Comunque, con tutti i loro limiti, i giacobini settentrionali, in particolare quelli lombardi, sono davvero da annoverare fra i primi patrioti italiani. Tentarono di fare della Repubblica cisalpina e poi italiana il nucleo fondante di un futuro Stato nazionale. Questa esperienza, cui Cremona diede un grande contributo, è stata offuscata agli occhi dei posteri da vari fattori: il fatto anzitutto che sia durata poco tempo e che poi la Repubblica si sia trasformata nel Regno napoleonico; che protagonisti siano stati i giacobini, o presunti tali, che non godevano di buona fama presso le masse (ricchi, anticlericali, sprezzanti…); che sia stata infine instaurata dalle baionette dei francesi, predatori soprattutto all’inizio di tante nostre ricchezze. E pensare che nulla dispiaceva ai francesi come una Repubblica italiana autonoma, tendente ad unificare la penisola! Abbiamo documenti da cui risulta come le autorità francesi fossero molto preoccupate da quel che stava accadendo in Italia e tentassero di agire per spingere la situazione in direzione di un sostanziale conservatorismo sociale (riuscendoci!). Ai francesi, insomma, le Repubbliche italiane piacevano finché restavano sottomesse all’autorità della Francia, tranquille e senza ‘colpi di testa’ egualitaristici; non piacevano e bisognava bloccarle se ambivano ad unificare il Paese in un unico Stato, forte abbastanza da far da contrasto alla Francia, per di più da posizioni richiamanti gli iniziali ideali rivoluzionari.

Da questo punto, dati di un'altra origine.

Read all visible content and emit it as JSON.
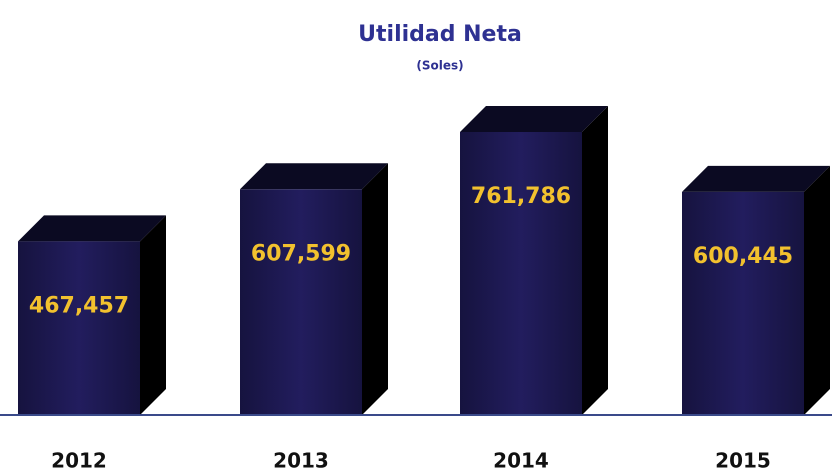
{
  "chart_data": {
    "type": "bar",
    "title": "Utilidad Neta",
    "subtitle": "(Soles)",
    "categories": [
      "2012",
      "2013",
      "2014",
      "2015"
    ],
    "values": [
      467457,
      607599,
      761786,
      600445
    ],
    "value_labels": [
      "467,457",
      "607,599",
      "761,786",
      "600,445"
    ],
    "color": "#1c1850"
  }
}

La storia della Rivoluzione d’Italia fu dunque breve e contrastata, ma ricca di episodi eroici (di tradimenti, anche, certo: la storia, ieri come oggi, in città come in campagna, è fatta di venduti e comprati, oltre che per fortuna di uomini e donne dalla schiena dritta!). Lasciò un patrimonio di idee e di valori alle generazioni future, la cui incidenza nella Rivoluzione patriottica che portò all’Unità ancora non è stata indagata, né a livello locale né a livello nazionale. Voglio dire che il nostro Risorgimento deve molto, più di quanto si creda, alla Rivoluzione giacobina italiana. Tanto per fare un esempio, io credo che il permanere a lungo fra i nostri patrioti, sia moderati che democratici, di un sentimento nazionale non offensivo nei confronti delle altre nazionalità, sia un lascito di quella esperienza.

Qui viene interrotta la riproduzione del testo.